The Brothers McMullen: Small budget, big heart
Family, marriage, religion, love – these were all as confusing in the 90s as they are now. And director Edward Burns didn’t need a large budget to show that everyone struggles with these basic concepts. With a budget of approximately $25,000 to $28,000, Burns was able to give viewers a glimpse into the lives of the McMullen brothers – Barry, Patrick, and Jack – after their father’s death.
How Burns made his miniscule budget work
“No pay. Will provide lunch.”
These were words in the ad with which Burns had hoped to lure Irish-American actors when he’d started work on his debut flick, titled The Brothers McMullen. At the time, Burns had been working as a gofer at Entertainment Tonight, so production, filming, and even scriptwriting for his first film had to be done in his spare time. This is challenging, to say the least, because Burns is doing the screenwriting and directing himself. He even plays one of the main characters.
Over eight weekends, he shot scenes in his parents’ home in Valley Stream, Long Island and in various open spaces and public places in New York State. Burns calls the process simply ‘making do’. He and his crew set up quickly and filmed scenes in parks and out in the open, to avoid the time-consuming and costly procedure of securing permits.
Burns also made the most of his budget by getting stock from the Raw Stock exchange and by using recanned stock. He admits that it was nice to be able to defer many payments needed for a lot of processes. Even the post-production company DuArt allowed Burns to defer payments for processing. Now, though, Burns asserts that each person involved in the making of The Brothers McMullen has been paid his or her due and more.
Burns himself appeared in the film, playing Barry McMullen, alongside his then-girlfriend Maxine Bahns. Bahns’ character Audrey plays Barry’s love interest.
Even twenty years after the film’s release, though, and despite all the budget constraints, Burns still calls shooting it “the best 12 days of his life.”
The heart of the McMullen brothers
At the heart of the film are, indeed, the brothers McMullen – three grown Irish American men who are struggling with their relationships and with the morality of their choices.

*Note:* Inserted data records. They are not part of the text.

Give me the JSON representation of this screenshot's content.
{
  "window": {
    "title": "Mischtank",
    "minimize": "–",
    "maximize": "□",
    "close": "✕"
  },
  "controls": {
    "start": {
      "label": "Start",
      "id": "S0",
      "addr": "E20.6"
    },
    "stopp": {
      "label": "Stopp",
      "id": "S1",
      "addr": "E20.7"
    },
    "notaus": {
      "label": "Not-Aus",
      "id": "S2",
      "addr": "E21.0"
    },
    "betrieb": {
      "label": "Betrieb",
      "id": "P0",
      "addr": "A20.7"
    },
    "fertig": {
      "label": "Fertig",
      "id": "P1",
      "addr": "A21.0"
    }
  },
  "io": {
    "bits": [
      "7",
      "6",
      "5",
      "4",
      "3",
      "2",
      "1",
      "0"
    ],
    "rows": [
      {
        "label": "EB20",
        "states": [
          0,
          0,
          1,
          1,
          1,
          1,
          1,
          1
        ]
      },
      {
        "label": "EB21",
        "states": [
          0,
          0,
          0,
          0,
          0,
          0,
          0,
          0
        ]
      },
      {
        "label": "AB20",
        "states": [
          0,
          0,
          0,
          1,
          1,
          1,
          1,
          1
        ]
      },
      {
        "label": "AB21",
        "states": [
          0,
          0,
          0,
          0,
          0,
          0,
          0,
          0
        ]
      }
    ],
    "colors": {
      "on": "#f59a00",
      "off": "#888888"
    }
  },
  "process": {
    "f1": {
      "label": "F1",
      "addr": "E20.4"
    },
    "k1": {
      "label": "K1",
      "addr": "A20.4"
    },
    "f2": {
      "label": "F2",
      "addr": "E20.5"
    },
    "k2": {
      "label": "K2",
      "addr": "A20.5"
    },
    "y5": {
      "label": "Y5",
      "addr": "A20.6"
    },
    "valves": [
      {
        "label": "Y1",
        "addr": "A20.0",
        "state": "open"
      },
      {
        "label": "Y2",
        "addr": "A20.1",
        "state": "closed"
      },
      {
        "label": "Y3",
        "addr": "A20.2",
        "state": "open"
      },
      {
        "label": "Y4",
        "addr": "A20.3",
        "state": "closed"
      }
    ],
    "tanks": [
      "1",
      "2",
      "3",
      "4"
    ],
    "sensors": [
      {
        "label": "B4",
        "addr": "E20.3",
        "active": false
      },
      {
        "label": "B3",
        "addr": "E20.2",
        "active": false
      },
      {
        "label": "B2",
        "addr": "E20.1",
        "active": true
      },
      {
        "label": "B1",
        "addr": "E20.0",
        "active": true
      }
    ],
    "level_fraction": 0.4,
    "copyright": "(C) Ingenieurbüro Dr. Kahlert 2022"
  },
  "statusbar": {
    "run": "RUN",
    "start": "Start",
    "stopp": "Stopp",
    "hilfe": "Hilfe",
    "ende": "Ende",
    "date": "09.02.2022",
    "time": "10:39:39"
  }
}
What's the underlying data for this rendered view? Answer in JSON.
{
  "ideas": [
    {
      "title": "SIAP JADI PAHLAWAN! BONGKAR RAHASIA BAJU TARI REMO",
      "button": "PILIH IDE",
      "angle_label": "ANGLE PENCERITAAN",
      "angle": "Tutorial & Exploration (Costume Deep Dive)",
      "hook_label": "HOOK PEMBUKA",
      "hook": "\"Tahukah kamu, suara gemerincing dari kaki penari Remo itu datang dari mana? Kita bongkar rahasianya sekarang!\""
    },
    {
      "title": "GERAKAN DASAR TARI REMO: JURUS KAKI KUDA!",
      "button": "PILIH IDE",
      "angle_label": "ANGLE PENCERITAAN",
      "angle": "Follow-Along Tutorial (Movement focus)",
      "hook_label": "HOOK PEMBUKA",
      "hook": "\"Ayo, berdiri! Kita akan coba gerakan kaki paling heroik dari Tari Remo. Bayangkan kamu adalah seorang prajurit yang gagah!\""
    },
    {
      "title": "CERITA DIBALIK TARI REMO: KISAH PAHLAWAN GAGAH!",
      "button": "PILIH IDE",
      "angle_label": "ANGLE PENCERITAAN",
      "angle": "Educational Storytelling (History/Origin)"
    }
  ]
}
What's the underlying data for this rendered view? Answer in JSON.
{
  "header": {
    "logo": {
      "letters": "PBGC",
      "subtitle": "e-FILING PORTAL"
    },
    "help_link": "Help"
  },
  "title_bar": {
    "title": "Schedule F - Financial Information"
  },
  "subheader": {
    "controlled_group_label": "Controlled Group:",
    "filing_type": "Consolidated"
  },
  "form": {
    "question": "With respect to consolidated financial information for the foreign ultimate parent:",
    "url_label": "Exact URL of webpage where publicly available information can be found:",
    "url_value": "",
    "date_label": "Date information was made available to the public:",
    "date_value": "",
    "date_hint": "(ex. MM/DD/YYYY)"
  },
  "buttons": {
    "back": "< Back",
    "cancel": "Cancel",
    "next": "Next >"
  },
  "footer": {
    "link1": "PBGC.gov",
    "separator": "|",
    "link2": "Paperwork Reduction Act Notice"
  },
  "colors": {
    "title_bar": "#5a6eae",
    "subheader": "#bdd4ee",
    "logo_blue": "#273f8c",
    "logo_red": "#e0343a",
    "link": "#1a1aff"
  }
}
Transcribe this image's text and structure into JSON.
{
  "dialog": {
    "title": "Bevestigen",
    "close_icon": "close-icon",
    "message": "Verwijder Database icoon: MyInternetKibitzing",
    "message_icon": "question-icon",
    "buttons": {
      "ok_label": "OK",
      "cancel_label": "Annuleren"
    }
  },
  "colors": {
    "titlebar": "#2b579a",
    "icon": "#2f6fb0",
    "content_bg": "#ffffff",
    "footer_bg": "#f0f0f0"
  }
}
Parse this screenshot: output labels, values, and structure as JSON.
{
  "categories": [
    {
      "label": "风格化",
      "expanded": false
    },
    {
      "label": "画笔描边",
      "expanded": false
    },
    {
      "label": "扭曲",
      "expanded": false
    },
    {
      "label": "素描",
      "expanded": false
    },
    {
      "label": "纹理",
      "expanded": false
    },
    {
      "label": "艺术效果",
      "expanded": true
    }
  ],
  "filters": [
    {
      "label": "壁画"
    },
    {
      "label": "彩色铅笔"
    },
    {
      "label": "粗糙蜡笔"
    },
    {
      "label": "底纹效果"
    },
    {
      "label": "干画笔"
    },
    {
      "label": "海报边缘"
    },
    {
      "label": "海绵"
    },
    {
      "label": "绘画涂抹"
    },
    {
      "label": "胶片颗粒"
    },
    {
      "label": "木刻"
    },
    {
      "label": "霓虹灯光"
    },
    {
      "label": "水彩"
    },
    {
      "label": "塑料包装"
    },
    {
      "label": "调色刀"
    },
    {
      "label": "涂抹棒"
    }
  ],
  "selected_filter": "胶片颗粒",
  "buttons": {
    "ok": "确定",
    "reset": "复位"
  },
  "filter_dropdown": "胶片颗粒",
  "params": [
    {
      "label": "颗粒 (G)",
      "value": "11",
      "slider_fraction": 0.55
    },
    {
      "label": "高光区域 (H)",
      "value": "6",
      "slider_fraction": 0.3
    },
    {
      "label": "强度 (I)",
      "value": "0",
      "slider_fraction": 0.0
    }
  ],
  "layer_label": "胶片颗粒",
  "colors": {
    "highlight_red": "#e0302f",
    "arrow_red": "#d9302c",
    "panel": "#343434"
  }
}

The McMullens’ actions are partly influenced by their Catholic upbringing, as they each suffer from guilt due to their wrongdoings. The guilt is not enough, though, to make them stop ‘sinning’. There lie the struggles of the three brothers as they strive to make the right choice.
“McMullen is a family piece. But it’s not sappy-sweet, like The Passage or something,” director Kevin Smith says of The Brothers McMullen.
Burns admits that he put a little of his own Irish Catholic background into the film, although The Brothers McMullen is, by no means, autobiographical. This is particularly applicable to the recently deceased father in the film, who is remembered as an abusive parent and spouse. Reportedly, Burns’ father was insistent that Edward remind audiences that the fictional father isn’t based on Edward’s real-life dad.
“Maybe it had to do because my father and I are so close. There’s fear of writing a father that might be close to him. I kinda wanted to go the opposite way,” says Burns.
For The Brothers McMullen, Burns was hailed as ‘The New Woody Allen.’ The film enjoyed a highly positive reception, as it won the Grand Jury Prize at the 1995 Sundance Film Festival. It was also the first film ever released by Fox Searchlight Pictures, a segment of 20th Century Fox for Independent, Dramedy, Foreign, and Arthouse films.